Wie kleinteilig die Italiener bei der umweltschonenden Produktion sind, zeigt sich auch am Licht: Im Karosseriewerk und in der Montage ersetzen energiesparende LED-Leuchten die vorherigen Lampen. Dort, wo nicht ständig gearbeitet wird, dimmen Fotozellen die Beleuchtung oder schalten sie ganz aus, wenn sich dort gar nichts tut.

Fiat erreicht internationale Benchmarks bei Automatisierung

Dazu kommt ein hoher Automatisierungsgrad. Beispiel Karosseriefertigung: 600 Roboter übernehmen 99 Prozent der Fertigungsschritte. Das kann sich selbst mit den neuesten Automobilwerken in China messen. Chery etwa verwies vor kurzem bei der Präsentation seiner ersten Autos für den europäischen Markt stolz auf einen Automatisierungsgrad von 98 Prozent.

In Pomigliano d'Arco werden Türen, Heckklappe, Motorhaube und Kotflügel von Robotern montiert. Am Boden haben leise und sichere Transportroboter die einstigen Gabelstapler ersetzt. Ebenfalls von Robotern werden die Karosserien hängend zwischen den einzelnen Fertigungsstationen verschoben. Das mindert das Risiko von Beschädigungen und sorgt auch für eine Reduktion des Geräuschpegels.

Mit fast 400 Formen machen zehn Tiefziehlinien und drei Schneidelinien aus einfachen Blechplatten Einzelteile wie Türen, Bodenbleche, Seitenteile oder Dächer. Alle Teile, die essenziell sind für die Qualität des Fiat Panda, werden im Werk gefertigt. Das Armaturenbrett kommt aus einer einzigen Maschine. Sie formt mit einem Spritzsystem den Außenbereich des Armaturenbretts schwarz und den mittleren Teil in einer der Wahlfarben. In einer Stanze für Kunststoff werden aus Polypropylen-Granulat unter Hochdruck über 100 Bauteile hergestellt, von der Mittelkonsole bis zum Stoßfänger.
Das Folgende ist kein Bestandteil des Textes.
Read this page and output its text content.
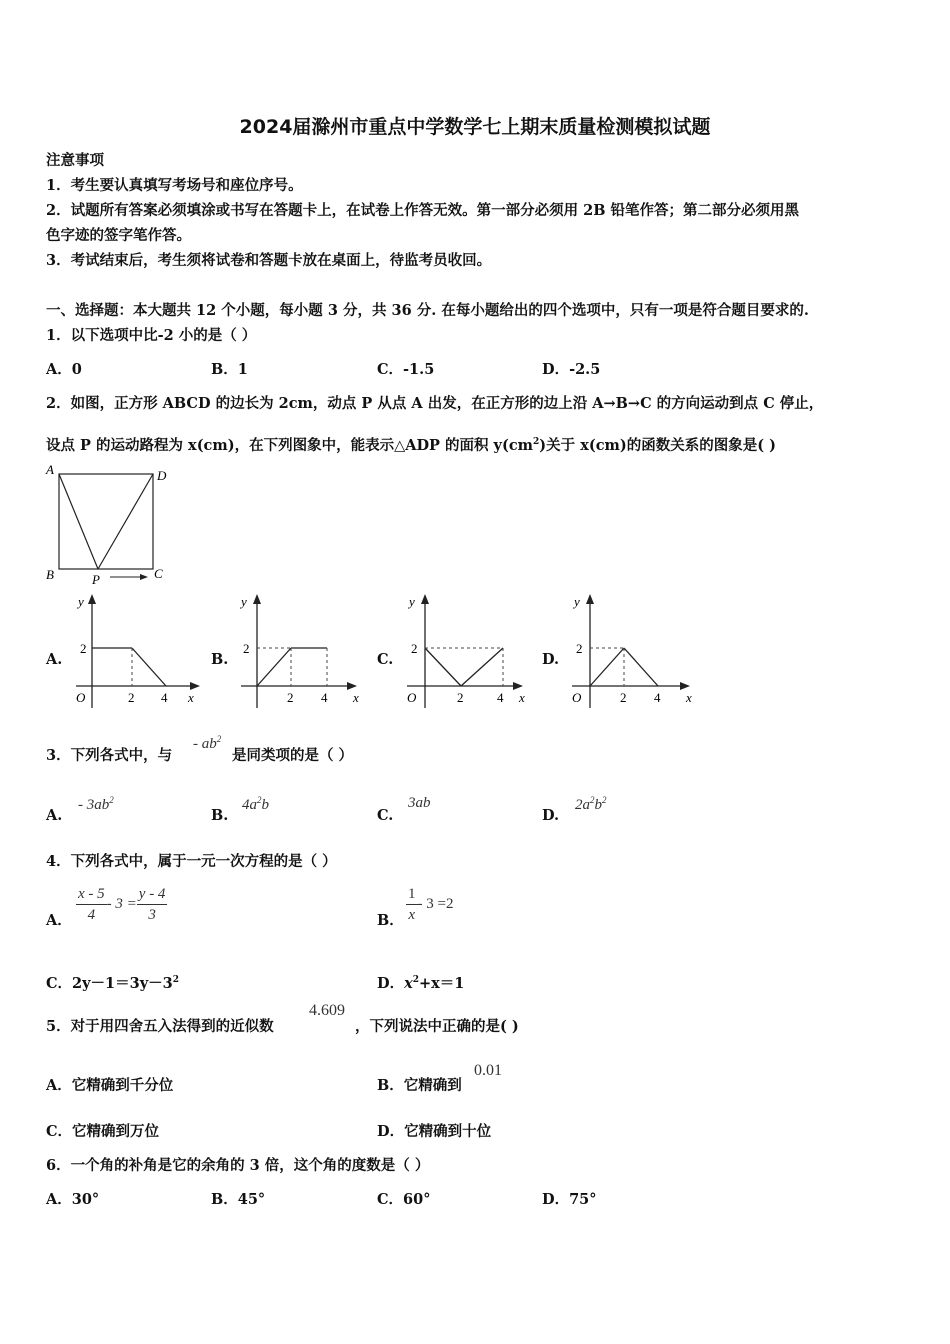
2024届滁州市重点中学数学七上期末质量检测模拟试题
注意事项
1．考生要认真填写考场号和座位序号。
2．试题所有答案必须填涂或书写在答题卡上，在试卷上作答无效。第一部分必须用 2B 铅笔作答；第二部分必须用黑
色字迹的签字笔作答。
3．考试结束后，考生须将试卷和答题卡放在桌面上，待监考员收回。
一、选择题：本大题共 12 个小题，每小题 3 分，共 36 分. 在每小题给出的四个选项中，只有一项是符合题目要求的.
1．以下选项中比-2 小的是（ ）
A．0	B．1	C．-1.5	D．-2.5
2．如图，正方形 ABCD 的边长为 2cm，动点 P 从点 A 出发，在正方形的边上沿 A→B→C 的方向运动到点 C 停止，
设点 P 的运动路程为 x(cm)，在下列图象中，能表示△ADP 的面积 $y(cm^2)$关于 x(cm)的函数关系的图象是( )
A	D
B	C
P
A.	B.	C.	D.
y
2
O	2 4 x
y
2
2 4 x
y
2
O	2	4 x
y
2
O	2 4 x
3．下列各式中，与
- $ab^2$
是同类项的是（ ）
A.
- $3ab^2$
B.
$4a^2b$
C.
3ab
D.
$2a^2b^2$
4．下列各式中，属于一元一次方程的是（ ）
A． $\frac{x - 5}{4} - 3 = \frac{y - 4}{3}$	B． $\frac{1}{x} - 3 =2$
C．$2y-1=3y-3^2$	D．$x^2+x=1$
5．对于用四舍五入法得到的近似数
4.609
，下列说法中正确的是( )
A．它精确到千分位	B．它精确到
0.01
C．它精确到万位	D．它精确到十位
6．一个角的补角是它的余角的 3 倍，这个角的度数是（ ）
A．30°	B．45°	C．60°	D．75°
Digitale Technologien stellen die Qualität sicher

Herzstück der Qualitätskontrolle ist ein fotometrisches System von Scannern. Das System vergleicht ständig die eigenen Messpunkte mit den hinterlegten Mustern und zeigt Abweichungen auf. Einzelne, aus der Produktion entnommene Teile werden an einem Meisterbock auf Fertigungsqualität und Passgenauigkeit hin nachgemessen. Dabei werden allein an der Karosserie bis zu 2.000 Messpunkte mit dem Ideal verglichen. Aber natürlich gibt es auch noch menschliche Kontrolleure - vor allem zur "ästhetischen Beurteilung". Sicherheit ist ein Schlüsselwort beim World Class Manufacturing. Das Ziel ist die große Null: "Null Arbeitsunfälle, null Fehler in der Fertigung, null Lagerhaltung, null Pannen im Produktionsablauf". Davon verspricht sich Fiat insbesondere verbesserte Arbeitsabläufe, eine höhere Flexibilität und in der Summe dann eine deutlich höhere Produktqualität.